Vom Realgymnasium hat sich dann wieder die Realschule abgezweigt. Nachdem sich in den 80er Jahren für die Stadt mehr und mehr das Bedürfnis herausgestellt hatte, auch eine Mittelschule zur Heranbildung brauchbarer Kräfte für Gewerbe und Industrie zu besitzen, beschlossen die städtischen Kollegien mit Genehmigung des Ministeriums, dem Realgymnasium eine Realschule anzugliedern. Ostern 1888 wurden daher zwei VI. Realschulklassen mit dem Realgymnasium verbunden. Nach fünf Jahren, Ostern 1893, war nun die Realschule als sechsklassige Lehranstalt vollendet; sie wurde daher vom Realgymnasium getrennt und unter eigne Leitung gestellt. Am 9. Oktober 1893 bezog sie ihr inzwischen auf der Höhe des Kassberges, an der Wielandstrasse erbautes eignes Heim, das der Stadt einen Kostenaufwand von rund 398 500 Mark verursachte.

Das Realschulgebäude ist ein durch kräftige Architektur sich auszeichnender Renaissancebau, dessen mittlerer, ganz in Sandstein ausgeführter Teil sich von den aus gelben Verblendziegeln hergestellten Seitenflügeln mit ihren Sandsteinsimsen und Fensterumrahmungen aus Sandstein vorteilhaft [101] abhebt. Nach vorn zu reiht sich das Realschulgebäude mit seinen Vorgärten in die fast ausschliesslich von Gärten umsäumte Flucht der Wielandstrasse ein, hinter ihr breitet sich ein gegen 4500 Quadratmeter umfassender Turn- und Spielplatz zwischen den Gärten der Nachbargrundstücke aus, und so bildet die Realschule eins der am schönsten gelegenen städtischen Schulgebäude von Chemnitz.

Die Schülerzahl der Anstalt hat sich von 240 im März 1893 auf 477 Ostern 1899 gesteigert.

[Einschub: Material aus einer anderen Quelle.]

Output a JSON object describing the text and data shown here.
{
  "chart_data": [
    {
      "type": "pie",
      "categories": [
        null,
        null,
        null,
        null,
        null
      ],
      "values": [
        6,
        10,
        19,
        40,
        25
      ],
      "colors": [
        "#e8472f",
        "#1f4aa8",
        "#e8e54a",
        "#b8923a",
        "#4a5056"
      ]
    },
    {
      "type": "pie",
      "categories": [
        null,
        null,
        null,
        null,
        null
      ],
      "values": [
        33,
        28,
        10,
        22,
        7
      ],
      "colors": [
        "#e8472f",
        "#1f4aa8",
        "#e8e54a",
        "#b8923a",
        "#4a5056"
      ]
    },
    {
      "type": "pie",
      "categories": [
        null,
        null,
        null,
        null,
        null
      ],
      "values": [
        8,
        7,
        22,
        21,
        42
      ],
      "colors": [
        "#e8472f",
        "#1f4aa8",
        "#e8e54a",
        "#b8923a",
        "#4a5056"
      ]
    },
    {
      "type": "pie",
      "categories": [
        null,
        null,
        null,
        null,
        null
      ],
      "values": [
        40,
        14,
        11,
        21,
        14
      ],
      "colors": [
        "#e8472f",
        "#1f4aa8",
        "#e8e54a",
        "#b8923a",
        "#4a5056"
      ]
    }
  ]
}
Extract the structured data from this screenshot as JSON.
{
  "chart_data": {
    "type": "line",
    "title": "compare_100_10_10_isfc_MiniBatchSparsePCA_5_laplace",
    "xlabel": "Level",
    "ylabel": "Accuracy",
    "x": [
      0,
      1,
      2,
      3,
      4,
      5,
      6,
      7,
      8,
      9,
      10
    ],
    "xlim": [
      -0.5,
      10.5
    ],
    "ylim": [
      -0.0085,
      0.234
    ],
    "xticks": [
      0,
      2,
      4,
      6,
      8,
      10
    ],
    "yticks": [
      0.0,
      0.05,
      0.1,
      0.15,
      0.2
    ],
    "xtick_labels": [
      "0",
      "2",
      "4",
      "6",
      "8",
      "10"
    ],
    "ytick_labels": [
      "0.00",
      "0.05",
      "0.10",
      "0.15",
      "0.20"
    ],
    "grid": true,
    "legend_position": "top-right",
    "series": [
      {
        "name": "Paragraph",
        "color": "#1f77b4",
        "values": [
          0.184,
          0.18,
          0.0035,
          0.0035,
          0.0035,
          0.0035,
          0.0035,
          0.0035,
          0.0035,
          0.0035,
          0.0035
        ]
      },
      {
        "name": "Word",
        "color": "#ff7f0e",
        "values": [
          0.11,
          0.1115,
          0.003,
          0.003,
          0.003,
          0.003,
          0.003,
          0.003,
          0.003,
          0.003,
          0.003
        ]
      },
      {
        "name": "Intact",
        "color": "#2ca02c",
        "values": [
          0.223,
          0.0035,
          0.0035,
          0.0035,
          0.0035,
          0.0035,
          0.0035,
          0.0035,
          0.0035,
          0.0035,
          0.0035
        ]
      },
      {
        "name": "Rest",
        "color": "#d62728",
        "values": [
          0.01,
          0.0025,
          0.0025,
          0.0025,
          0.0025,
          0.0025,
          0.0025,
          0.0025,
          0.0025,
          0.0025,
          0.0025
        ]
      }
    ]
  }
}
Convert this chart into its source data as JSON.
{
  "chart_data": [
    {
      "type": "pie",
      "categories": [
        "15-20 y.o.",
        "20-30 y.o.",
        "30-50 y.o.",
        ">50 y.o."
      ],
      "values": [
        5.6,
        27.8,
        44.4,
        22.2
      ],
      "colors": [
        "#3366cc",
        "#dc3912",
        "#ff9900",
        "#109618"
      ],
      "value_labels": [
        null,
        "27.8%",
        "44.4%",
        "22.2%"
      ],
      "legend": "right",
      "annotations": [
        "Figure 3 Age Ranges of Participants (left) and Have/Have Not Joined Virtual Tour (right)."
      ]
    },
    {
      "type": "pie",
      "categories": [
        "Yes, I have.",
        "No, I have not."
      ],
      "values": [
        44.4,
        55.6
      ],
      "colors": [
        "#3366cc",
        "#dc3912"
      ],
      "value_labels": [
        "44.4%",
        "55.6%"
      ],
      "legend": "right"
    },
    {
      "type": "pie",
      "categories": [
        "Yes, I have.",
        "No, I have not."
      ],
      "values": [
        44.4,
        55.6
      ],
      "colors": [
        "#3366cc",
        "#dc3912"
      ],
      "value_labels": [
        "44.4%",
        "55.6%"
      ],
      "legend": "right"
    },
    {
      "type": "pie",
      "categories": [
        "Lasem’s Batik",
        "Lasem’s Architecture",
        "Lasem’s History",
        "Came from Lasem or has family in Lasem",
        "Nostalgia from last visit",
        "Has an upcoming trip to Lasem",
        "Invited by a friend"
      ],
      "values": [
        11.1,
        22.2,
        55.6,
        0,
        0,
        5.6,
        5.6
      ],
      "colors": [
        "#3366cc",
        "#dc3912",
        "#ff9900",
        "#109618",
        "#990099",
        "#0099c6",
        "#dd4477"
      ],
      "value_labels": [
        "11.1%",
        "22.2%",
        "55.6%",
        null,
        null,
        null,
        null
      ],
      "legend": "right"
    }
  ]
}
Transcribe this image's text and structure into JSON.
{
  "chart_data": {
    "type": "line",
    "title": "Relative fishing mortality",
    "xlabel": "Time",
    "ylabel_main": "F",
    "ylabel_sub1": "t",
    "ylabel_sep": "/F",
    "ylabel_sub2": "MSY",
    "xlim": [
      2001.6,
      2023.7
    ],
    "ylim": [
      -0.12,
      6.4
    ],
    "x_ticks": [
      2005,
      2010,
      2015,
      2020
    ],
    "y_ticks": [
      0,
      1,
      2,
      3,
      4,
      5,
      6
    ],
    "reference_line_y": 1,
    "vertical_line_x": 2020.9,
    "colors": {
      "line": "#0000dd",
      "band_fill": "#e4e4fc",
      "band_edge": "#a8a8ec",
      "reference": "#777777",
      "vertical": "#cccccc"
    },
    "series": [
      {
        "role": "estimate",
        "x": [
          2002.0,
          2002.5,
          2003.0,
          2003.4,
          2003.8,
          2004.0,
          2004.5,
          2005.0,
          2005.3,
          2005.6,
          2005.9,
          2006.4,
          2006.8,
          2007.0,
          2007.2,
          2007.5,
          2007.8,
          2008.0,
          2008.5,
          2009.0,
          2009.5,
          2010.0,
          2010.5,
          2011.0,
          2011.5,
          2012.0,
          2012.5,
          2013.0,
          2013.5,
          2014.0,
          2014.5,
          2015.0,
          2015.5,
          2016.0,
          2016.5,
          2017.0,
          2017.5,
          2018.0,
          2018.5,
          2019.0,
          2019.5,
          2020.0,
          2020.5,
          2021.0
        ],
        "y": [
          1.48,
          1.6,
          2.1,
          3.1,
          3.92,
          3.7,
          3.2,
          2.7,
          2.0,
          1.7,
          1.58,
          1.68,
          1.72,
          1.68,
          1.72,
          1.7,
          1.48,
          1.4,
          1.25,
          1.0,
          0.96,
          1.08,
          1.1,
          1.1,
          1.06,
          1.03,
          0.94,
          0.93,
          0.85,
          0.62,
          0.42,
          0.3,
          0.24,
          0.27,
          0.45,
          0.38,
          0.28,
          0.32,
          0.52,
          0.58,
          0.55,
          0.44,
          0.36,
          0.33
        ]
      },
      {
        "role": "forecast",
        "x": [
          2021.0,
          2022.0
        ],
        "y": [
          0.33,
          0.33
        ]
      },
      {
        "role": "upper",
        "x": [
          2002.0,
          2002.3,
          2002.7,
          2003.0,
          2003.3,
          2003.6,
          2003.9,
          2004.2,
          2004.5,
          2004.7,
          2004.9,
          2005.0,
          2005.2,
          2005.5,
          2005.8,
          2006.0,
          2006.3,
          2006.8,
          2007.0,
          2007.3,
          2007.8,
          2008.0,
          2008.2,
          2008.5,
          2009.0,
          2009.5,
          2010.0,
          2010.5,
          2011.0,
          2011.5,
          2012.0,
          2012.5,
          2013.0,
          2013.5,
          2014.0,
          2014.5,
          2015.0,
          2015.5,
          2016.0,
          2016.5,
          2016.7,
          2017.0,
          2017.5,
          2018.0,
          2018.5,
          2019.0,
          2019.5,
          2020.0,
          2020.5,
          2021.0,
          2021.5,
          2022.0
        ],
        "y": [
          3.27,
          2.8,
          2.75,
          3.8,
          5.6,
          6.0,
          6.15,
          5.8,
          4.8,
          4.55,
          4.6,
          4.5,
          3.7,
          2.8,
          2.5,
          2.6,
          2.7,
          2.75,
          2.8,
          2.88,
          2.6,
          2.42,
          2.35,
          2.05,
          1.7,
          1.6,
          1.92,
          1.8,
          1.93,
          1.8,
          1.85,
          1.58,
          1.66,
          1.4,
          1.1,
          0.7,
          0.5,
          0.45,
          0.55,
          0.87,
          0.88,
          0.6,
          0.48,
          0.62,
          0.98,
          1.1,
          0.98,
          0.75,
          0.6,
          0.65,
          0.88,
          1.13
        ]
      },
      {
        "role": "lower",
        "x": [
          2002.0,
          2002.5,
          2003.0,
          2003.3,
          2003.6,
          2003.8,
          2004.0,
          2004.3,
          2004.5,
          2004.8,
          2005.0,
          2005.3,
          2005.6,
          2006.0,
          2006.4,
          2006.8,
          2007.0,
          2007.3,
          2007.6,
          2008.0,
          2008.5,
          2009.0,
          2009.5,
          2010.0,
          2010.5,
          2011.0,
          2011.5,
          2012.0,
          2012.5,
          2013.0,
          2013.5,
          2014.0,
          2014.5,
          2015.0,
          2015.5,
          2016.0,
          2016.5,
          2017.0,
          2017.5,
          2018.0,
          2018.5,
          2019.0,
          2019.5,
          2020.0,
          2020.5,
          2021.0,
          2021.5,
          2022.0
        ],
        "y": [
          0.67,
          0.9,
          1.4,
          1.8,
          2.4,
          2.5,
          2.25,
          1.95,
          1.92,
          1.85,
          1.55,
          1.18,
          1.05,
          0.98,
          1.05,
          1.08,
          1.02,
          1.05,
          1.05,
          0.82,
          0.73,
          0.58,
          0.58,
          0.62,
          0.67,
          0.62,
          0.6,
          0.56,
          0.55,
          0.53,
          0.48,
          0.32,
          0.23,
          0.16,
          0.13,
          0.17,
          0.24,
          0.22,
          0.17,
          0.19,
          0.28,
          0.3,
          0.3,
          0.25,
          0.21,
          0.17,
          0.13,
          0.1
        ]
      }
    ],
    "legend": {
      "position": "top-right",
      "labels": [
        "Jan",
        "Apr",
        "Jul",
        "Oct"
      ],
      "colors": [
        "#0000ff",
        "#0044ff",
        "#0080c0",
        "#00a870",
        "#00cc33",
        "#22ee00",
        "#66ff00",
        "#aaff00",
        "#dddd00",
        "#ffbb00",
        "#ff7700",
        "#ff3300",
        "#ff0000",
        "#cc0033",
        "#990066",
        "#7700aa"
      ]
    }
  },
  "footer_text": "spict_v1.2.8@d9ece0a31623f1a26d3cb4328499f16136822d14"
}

Die Öffentliche Handelslehranstalt.

Im Anfang des Jahres 1848 eröffnete die hiesige „Genossenschaft des Fabrik- und Handelsstandes“ die von ihr begründete Öffentliche Handelslehranstalt mit 71 Schülern in einem an der Ecke der Theater- und Lohstrasse gelegenen Hause. Im Jahre 1855 wurde die zunächst für Handlungslehrlinge bestimmte Anstalt durch Errichtung einer Höheren Abteilung erweitert, die seitdem als völlig selbstständige Höhere Handelsschule neben der Lehrlingsabteilung fortbesteht. Nach 1866 erhielt diese Höhere Abteilung der Öffentlichen Handelslehranstalt auch das Recht, Zeugnisse über die wissenschaftliche Befähigung zum einjährig-freiwilligen Militärdienst auszustellen, und erfreute sich nun fortgesetzt einer lebhaften Frequenz. Das jetzige Schulgebäude der Öffentlichen Handelslehranstalt steht an der Hedwigstrasse und wurde 1878/79 nach den Plänen des Herrn Stadtrat Architekt Duderstaedt-Chemnitz mit einem Kostenaufwand von 106 785 Mark erbaut. Am 16. Juni 1878 erfolgte die Grundsteinlegung, und am 6. Oktober 1879 wurde das Gebäude seiner Bestimmung übergeben.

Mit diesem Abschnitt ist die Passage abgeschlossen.